ドラマ「青い鳥」の伏線を読み解く
1997/10/17
今回はドラマ『青い鳥』の2話からの話しを聞きましょう。
柴田理森(豊川悦司)と寿司屋で思い出話をするところがあるんだけど。
ああ、ハプニング大賞で見た人もいる場面だね。
そうそう、あのシーン。
あそこで話される、理森(よしもり)と理森のアニキの敬文(たかふみ)とその親友の綿貫広務(佐野史郎)に関しては、脚本の野沢尚氏による裏ストーリーのようなものがあるんだよ。それによると、広務(ひろむ)は敬文と仲のいい理森に対する嫉妬心のようなものがあったんだな。その三角関係は、激流に取り残された理森を助けようとして敬文が亡くなってしまうことによって崩壊するんだけど、理森はそのことによって負い目をずっと感じている。ところが、その川に行けばと勧めた広務は、理森が溺れてしまうことを無意識に望んでいたと思うんだよね。きっと、理森のお兄さんと広務の間には少年の同性愛に近いような感覚があったと思う。というような解釈の上で、演じてるんだよ。
性的に未分化な時期の三角関係が成立していることを、みなさんにはまず覚えておいてほしい。
はい、分かりました、先生。(笑)
こういう台本分析というか、世界観を解釈するためのことはディレクターさんやプロデューサーさんにいつも話すし、冬彦役の『ずっとあなたが好きだった』や『誰にも言えない』でもやってたんだけど、今回はなかなか難しいね。
その裏ストーリーの伏線はどこで顕在化してくるわけ。
広務は町村かほり(夏川結衣)を暴力亭主から奪って田舎に戻ってきて、理森と再会するんだけど、そのかほりと理森が逃避行してしまうという三角関係がまた出来てしまう。広務はなにも悪いことをしていないどころか、暴力亭主からかほりを救ってやったのに、また理森によってその関係を壊されてしまうわけ。

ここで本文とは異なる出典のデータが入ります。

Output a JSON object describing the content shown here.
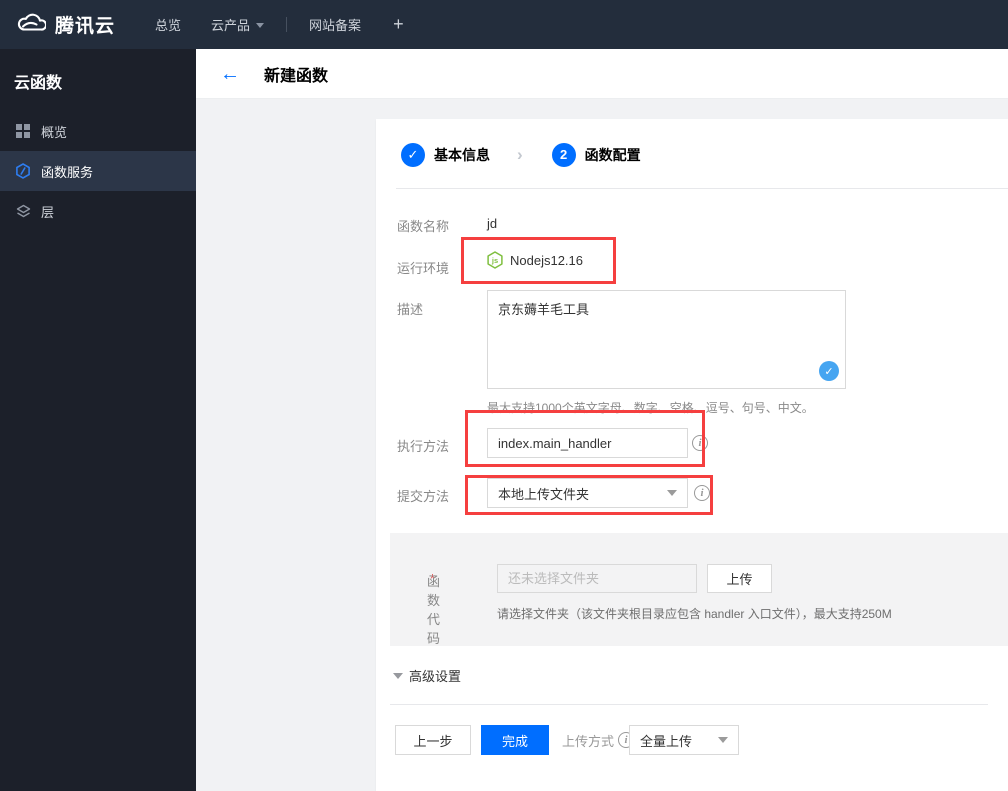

ハプニング大賞では野際陽子さんに、また「悪い人役」だと言ってた割には、かわいそうな人役なんだね。まあ社長の御曹司で市長選に出馬しようとすること自体、権力的だからちょっと嫌味な感じはするけど、東京から田舎に帰ってきてイジメの的になったり公立中学に入ったり、ロックバンドを組むところなんて、ほとんど実生活の佐野くんを見るようで可笑しいね。
その田舎の閉塞感を突破するための突破口に、理森がなると直感的に閃いたんだけど、それが違う突破口を開いてしまったんだな。
それと、今回の主題歌はglobeなんだけど、「青い鳥」といえば私らの世代で言うとやっぱりタイガースでしょ。だからglobeはタイガースの「青い鳥」のアンサー・ソングのつもりだと思ってるよ。
曲は歌詞も小室哲哉?
そうでしょ。そういえば、小室氏を最初に観たのは20年ぐらい前だよ。新宿の厚生年金ホールで高校の同級生だった山本恭司のバンドBOW WOWを観たときの前座がギズモだったんだよ。思えば、そのギズモに居たのが小室氏だったんだな。そのあと宮沢りえ主演の映画『ぼくたちの七日間戦争』の音楽がTMネットワークだったから、いっしょに舞台挨拶をしたりしたよね。あの映画もヒットしたから、今度もヒットするといいね。(笑)
「青い鳥」は全国縦断ロケもウリなんでしょ。
信州にロケに行くときなんかは、上諏訪に向かう夏の中央高速でテンプターズの「エメラルドの伝説」とか、タイガースの「青い鳥」、スパイダースの「夕陽が泣いている」を聴いてるんだけど、気分が盛り上がるんだよね。
ああいうGSサウンドを聴きながらこのドラマを観てみるのもいいゾ!
いや、それは難しいでしょ。実際はglobeがかかってるわけだから、無理だよ。
いや、ヴィデオに録って、GS(グループ・サウンズ)をあててみるんだよ。
そんなことまでする人は、まずいないね。
そういうカルトな見方もお薦めって。(笑)オープニングはタイガースの「青い鳥」で、盛り上がってきたところで「美しき愛の掟」、理森と誌織(鈴木杏)が二人で満天の星空を見上げるところでは、やっぱり「星のプリンス」だよね。もう豊川ファンはたまんないよ、星のプリンスそのままだもん。
最初の話に戻れば、昔のディープな体験を裏に隠しもちながら、寿司屋で再会した理森と広務が話しているバックにかかっているのが、ディープ歌謡の藤本卓也作品「君が欲しい」だよ(選曲・佐野史郎)。この歌詞をよく聴いて欲しいよね。
普通、寿司屋ではかからないけどね。すさまじいなあ。